PRPG:
Basketball

How They Did in Their Final Game

April 14, 2016

This week, NBA star Kobe Bryant closed out his 20-year career by scoring 60 points in his final game. Here’s how some other basketball stars fared their last time on the court.
How They Did in Their Final Game
In 1991, Magic Johnson’s career was abruptly cut short when he announced that he was HIV positive. He didn’t play that season, but was still voted to the 1992 NBA All-Star Game. Johnson was the game’s Most Valuable player, scoring 25 points and a last-second three-pointer. After an absence of nearly four years, Johnson returned to the court for the Los Angeles Lakers in early 1996. He averaged 14.6 points in 32 games. His final game: Game 4 of a first-round playoff series. In a series-ending loss to the Houston Rockets, Johnson played 30 minutes off the bench and scored 8 points.
After 13 seasons and three NBA championships, Johnson’s friend and rival Larry Bird of the Boston Celtics announced he would retire at the end of 1992 season. (He’d missed large chunks of the last four seasons due to injuries.) After sweeping the Indiana Pacers in the first round of the playoffs, the Celtics took the Cleveland Cavaliers to a full seven games of their Eastern Conference semifinal.
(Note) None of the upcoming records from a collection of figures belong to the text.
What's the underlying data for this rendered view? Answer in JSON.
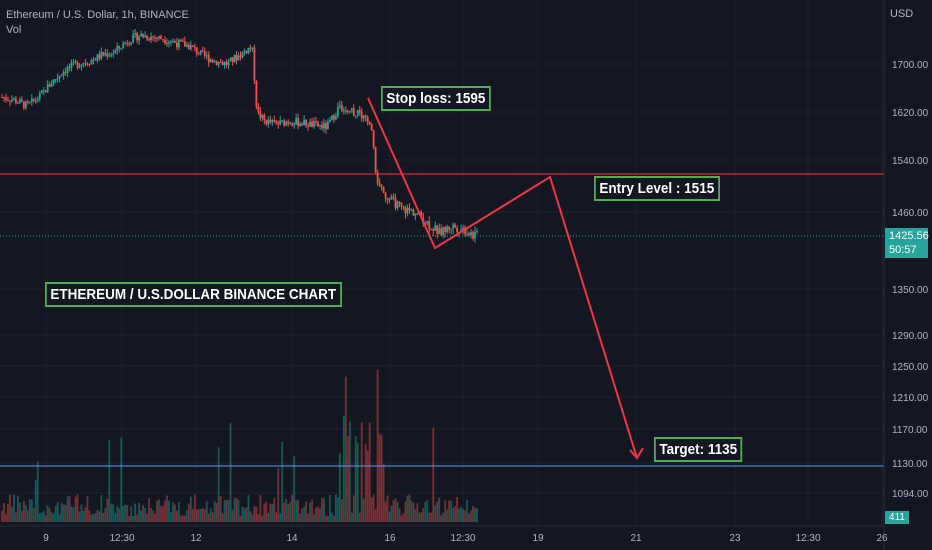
{
  "legend": {
    "symbol_line": "Ethereum / U.S. Dollar, 1h, BINANCE",
    "volume_label": "Vol"
  },
  "price_axis": {
    "currency": "USD",
    "current_price": "1425.56",
    "countdown": "50:57",
    "volume_value": "411"
  },
  "annotations": {
    "stop_loss": "Stop loss: 1595",
    "entry": "Entry Level : 1515",
    "target": "Target: 1135",
    "title": "ETHEREUM / U.S.DOLLAR BINANCE CHART"
  },
  "colors": {
    "background": "#131722",
    "up": "#26a69a",
    "down": "#ef5350",
    "entry_line": "#f23645",
    "target_line": "#5b9cf6",
    "projection": "#f23645",
    "annotation_border": "#4caf50"
  },
  "chart_data": {
    "type": "candlestick",
    "symbol": "Ethereum / U.S. Dollar",
    "interval": "1h",
    "exchange": "BINANCE",
    "y_ticks": [
      1700,
      1620,
      1540,
      1460,
      1350,
      1290,
      1250,
      1210,
      1170,
      1130,
      1094
    ],
    "y_tick_labels": [
      "1700.00",
      "1620.00",
      "1540.00",
      "1460.00",
      "1350.00",
      "1290.00",
      "1250.00",
      "1210.00",
      "1170.00",
      "1130.00",
      "1094.00"
    ],
    "x_tick_labels": [
      "9",
      "12:30",
      "12",
      "14",
      "16",
      "12:30",
      "19",
      "21",
      "23",
      "12:30",
      "26"
    ],
    "price_path": [
      [
        0,
        1645
      ],
      [
        0.05,
        1640
      ],
      [
        0.1,
        1630
      ],
      [
        0.15,
        1645
      ],
      [
        0.2,
        1670
      ],
      [
        0.25,
        1690
      ],
      [
        0.3,
        1700
      ],
      [
        0.35,
        1705
      ],
      [
        0.4,
        1715
      ],
      [
        0.45,
        1720
      ],
      [
        0.5,
        1738
      ],
      [
        0.55,
        1748
      ],
      [
        0.6,
        1745
      ],
      [
        0.65,
        1742
      ],
      [
        0.7,
        1735
      ],
      [
        0.75,
        1730
      ],
      [
        0.8,
        1715
      ],
      [
        0.85,
        1705
      ],
      [
        0.9,
        1700
      ],
      [
        0.95,
        1715
      ],
      [
        1.0,
        1730
      ],
      [
        1.02,
        1620
      ],
      [
        1.05,
        1605
      ],
      [
        1.1,
        1600
      ],
      [
        1.15,
        1605
      ],
      [
        1.2,
        1602
      ],
      [
        1.25,
        1598
      ],
      [
        1.3,
        1595
      ],
      [
        1.35,
        1630
      ],
      [
        1.4,
        1622
      ],
      [
        1.45,
        1610
      ],
      [
        1.48,
        1595
      ],
      [
        1.5,
        1500
      ],
      [
        1.55,
        1480
      ],
      [
        1.6,
        1465
      ],
      [
        1.65,
        1460
      ],
      [
        1.7,
        1445
      ],
      [
        1.75,
        1430
      ],
      [
        1.8,
        1440
      ],
      [
        1.85,
        1435
      ],
      [
        1.88,
        1428
      ],
      [
        1.9,
        1426
      ]
    ],
    "horizontal_lines": [
      {
        "label": "Entry Level",
        "value": 1515
      },
      {
        "label": "Target",
        "value": 1135
      }
    ],
    "current_price": 1425.56,
    "projection_path": [
      {
        "t": 1.48,
        "value": 1640
      },
      {
        "t": 1.78,
        "value": 1415
      },
      {
        "t": 2.22,
        "value": 1515
      },
      {
        "t": 2.56,
        "value": 1135
      }
    ]
  }
}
Cleveland beat Bird and the Celtics 122 to 104. Bird scored just 12 points.
David Robinson played his entire career with the San Antonio Spurs, the team that drafted him with the #1 pick in 1987. (Although he didn’t begin play for two more years, because he had to fulfill military service requirements.) He led the team to championships in 1999 and 2003. And that was how Robinson went out: the decisive game 6 of the 2003 NBA Finals.
After winning three championships for the Chicago Bulls, Michael Jordan retired from the NBA in 1993 (to play baseball), returned two years later, and won three more titles. After that he retired, and could’ve walked away from the court with his last game a Finals-clinching win. But he came back again in 2001, this time for the Washington Wizards. After two middling seasons, he retired for good in April 2003. In his last game, against the Philadelphia 76ers, Jordan scored 15 points. His final shots: two humble free throws.